Hello, lovelies. Allow me a second to just… wipe the tears— it hurts to have to admit this, before all you now; you’ve been such incredible followers / fellow RP partners, so supportive and lovely and sweet, that… to say these next few words simply— shatters my heart. But… I’m afraid I’m going to have to say goodbye to this RPG.
It’s been a long, incredible ride (a little over a year). I’ve met so many wonderful people, made amazing friends— made my very best friend, my Quinn and my CC mama bear, for ever, and… and found some small semblance of sanity within the Glee fandom amongst my fellow ducklings. It’s just… come to a point in my life where I’ve allowed RP to consume me. I’ve ignored a lot of my maturing responsibilities, and I’ve ignored many opportunities to go out and pursue my performance dreams. With the New Year fast approaching… it seems that— in order to better myself and achieve my goals, I’ve got to stop living through Artie.

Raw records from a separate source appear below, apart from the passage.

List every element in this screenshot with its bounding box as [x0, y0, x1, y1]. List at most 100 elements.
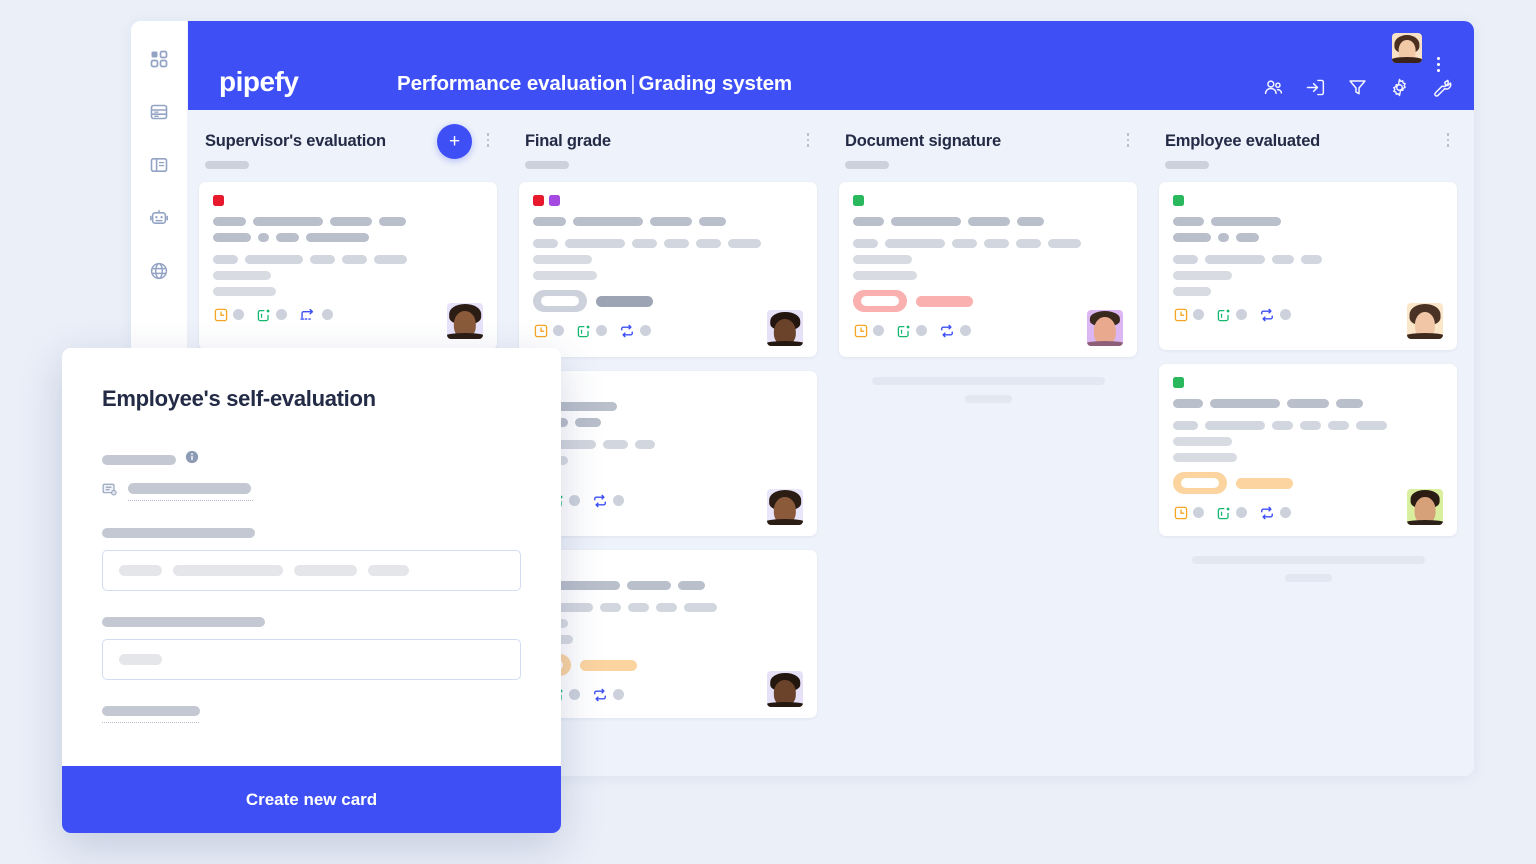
card[interactable] — [517, 550, 817, 718]
card-meta-line — [853, 255, 1123, 264]
form-field-select[interactable] — [102, 706, 521, 723]
card[interactable] — [519, 371, 817, 536]
page-title-left: Performance evaluation — [397, 72, 628, 95]
avatar[interactable] — [1392, 33, 1422, 63]
column-more-options-button[interactable] — [481, 131, 495, 149]
card-label-chip — [549, 195, 560, 206]
filter-icon[interactable] — [1346, 76, 1368, 98]
kebab-dot — [1446, 133, 1450, 136]
card-assignee-avatar[interactable] — [767, 489, 803, 525]
column-more-options-button[interactable] — [1441, 131, 1455, 149]
card-meta-line — [1173, 287, 1443, 296]
sync-blue-icon[interactable] — [939, 323, 955, 338]
kebab-dot — [806, 144, 810, 147]
card[interactable] — [1159, 364, 1457, 536]
connected-card-icon — [102, 482, 118, 502]
card-label-chip — [853, 195, 864, 206]
input-value-placeholder — [119, 654, 162, 665]
card-footer-dot — [1193, 507, 1204, 518]
sidebar-item-layout[interactable] — [145, 151, 173, 179]
kebab-dot — [1446, 144, 1450, 147]
layout-panel-icon — [149, 155, 169, 175]
sync-blue-icon[interactable] — [1259, 505, 1275, 520]
sidebar-item-automation[interactable] — [145, 204, 173, 232]
clock-orange-icon[interactable] — [1173, 505, 1188, 520]
card-meta-line — [853, 271, 1123, 280]
field-underline — [102, 722, 199, 723]
column-more-options-button[interactable] — [1121, 131, 1135, 149]
calendar-green-icon[interactable] — [256, 307, 271, 322]
input-value-placeholder — [294, 565, 357, 576]
card[interactable] — [1159, 182, 1457, 350]
wrench-icon[interactable] — [1430, 76, 1452, 98]
sync-blue-icon[interactable] — [592, 687, 608, 702]
text-input-2[interactable] — [102, 639, 521, 680]
kebab-dot — [1446, 138, 1450, 142]
sidebar-item-database[interactable] — [145, 98, 173, 126]
card-footer-dot — [569, 495, 580, 506]
kebab-dot — [806, 138, 810, 142]
card-title-line — [213, 233, 483, 242]
card-meta-line — [533, 255, 803, 264]
card-meta-line — [853, 239, 1123, 248]
info-icon[interactable] — [185, 450, 199, 469]
flow-blue-icon[interactable] — [299, 307, 317, 322]
field-value-row[interactable] — [102, 482, 521, 502]
avatar-image — [1407, 303, 1443, 339]
field-label-row — [102, 528, 521, 538]
calendar-green-icon[interactable] — [896, 323, 911, 338]
globe-icon — [149, 261, 169, 281]
avatar-image — [1392, 33, 1422, 63]
card-assignee-avatar[interactable] — [767, 310, 803, 346]
clock-orange-icon[interactable] — [1173, 307, 1188, 322]
board-column-employee-evaluated: Employee evaluated — [1148, 110, 1468, 776]
card-footer-dot — [596, 325, 607, 336]
sync-blue-icon[interactable] — [1259, 307, 1275, 322]
kebab-dot — [1126, 144, 1130, 147]
archive-inbox-icon[interactable] — [1304, 76, 1326, 98]
text-input-1[interactable] — [102, 550, 521, 591]
header-toolbar — [1262, 76, 1452, 98]
card[interactable] — [519, 182, 817, 357]
sidebar-item-portal[interactable] — [145, 257, 173, 285]
card[interactable] — [839, 182, 1137, 357]
members-icon[interactable] — [1262, 76, 1284, 98]
card-meta-line — [533, 271, 803, 280]
clock-orange-icon[interactable] — [533, 323, 548, 338]
clock-orange-icon[interactable] — [213, 307, 228, 322]
card-title-line — [533, 217, 803, 226]
card-footer-dot — [613, 495, 624, 506]
card-meta-line — [533, 440, 803, 449]
calendar-green-icon[interactable] — [1216, 307, 1231, 322]
input-value-placeholder — [119, 565, 162, 576]
calendar-green-icon[interactable] — [576, 323, 591, 338]
card-labels — [853, 195, 1123, 206]
card-assignee-avatar[interactable] — [1407, 489, 1443, 525]
card-assignee-avatar[interactable] — [767, 671, 803, 707]
kebab-dot — [1126, 138, 1130, 142]
pipefy-logo: pipefy — [219, 66, 299, 97]
create-new-card-button[interactable]: Create new card — [62, 766, 561, 833]
card-assignee-avatar[interactable] — [447, 303, 483, 339]
card[interactable] — [199, 182, 497, 350]
card-footer-dot — [1236, 507, 1247, 518]
sync-blue-icon[interactable] — [619, 323, 635, 338]
add-card-button[interactable]: + — [437, 124, 472, 159]
card-footer-dot — [873, 325, 884, 336]
column-more-options-button[interactable] — [801, 131, 815, 149]
header-more-options-button[interactable] — [1430, 55, 1446, 73]
clock-orange-icon[interactable] — [853, 323, 868, 338]
modal-title: Employee's self-evaluation — [102, 386, 376, 411]
sync-blue-icon[interactable] — [592, 493, 608, 508]
column-header: Document signature — [839, 110, 1137, 182]
card-assignee-avatar[interactable] — [1087, 310, 1123, 346]
card-assignee-avatar[interactable] — [1407, 303, 1443, 339]
card-status-pill-row — [1173, 472, 1443, 494]
sidebar-item-apps[interactable] — [145, 45, 173, 73]
card-status-pill — [533, 290, 587, 312]
settings-gear-icon[interactable] — [1388, 76, 1410, 98]
card-footer-icons — [533, 493, 803, 508]
card-meta-line — [533, 472, 803, 481]
field-label-placeholder — [102, 454, 176, 465]
calendar-green-icon[interactable] — [1216, 505, 1231, 520]
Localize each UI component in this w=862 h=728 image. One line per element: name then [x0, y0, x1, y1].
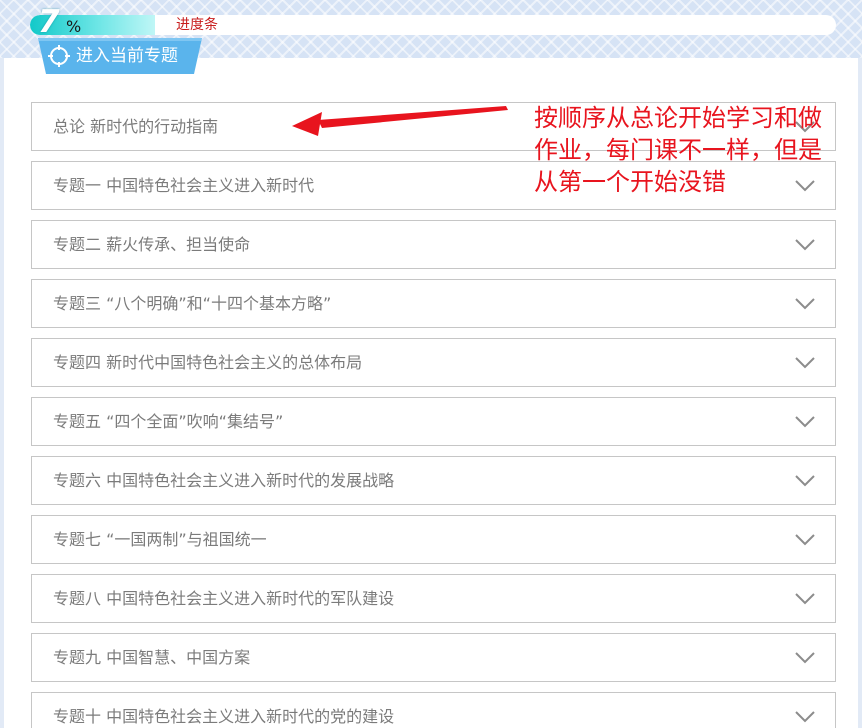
- topic-label: 专题二 薪火传承、担当使命: [53, 235, 251, 254]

I hope you can all understand— this is so very hard for me, and I’m going to miss this experience / these ships and this Quartie more than I can possibly say. My account will still be here; I won’t deactivate, won’t chance letting all the hard work and love my irreplaceable partner and I put into creating our characters’ stories go to waste. I may even pop in from time to time; but don’t hesitate to message or follow me (if you so choose) on my personal. Really, just— I’m so, so very sorry.
Thank you all for being my friends. My family. Thank you for shaping this year into one of the best of my life. I love you… I really, truly do. And I love this RP… best of luck to all of you; don’t ever forget how much of an imprint you’ve made on my heart.
- Angie <333
To add to Angie’s message:
Hey guys, as you all know, the last 15 months, myself and my lovely Artie (my Angie Bee), have been playing out Quartie’s journey on this RP. As heartbreaking as it is for me to say, I guess their journey is… not closed, per-say— we all know they get married happily ever after with three beautiful children (via the future account for this one), but… our portrayal of them has come to an end. As much as I would love to stay and play out every aspect of their lives, I guess there’s only so much time in real life, to do that… I just hope you all know how much I’ve loved my followers and your support; it has meant the world to me, and I don’t think I would be able to do it without all of you, my fellow members of the group, and my best friend, Angie… this experience brought me a new best friend and as badly as I don’t want to let this go, I have to… because she is irreplaceable.
Just as my partner, I will be leaving this account up, and if you ever want to chat, I will try and check from time to time. Until then, I would love to chat if you want to follow my personal. Thank you all so much for everything… and quack quack, ducklings. Keep on living the Quartie dream.
I’m sorry for any typos but… I can barely read my computer screen because of all of the tears.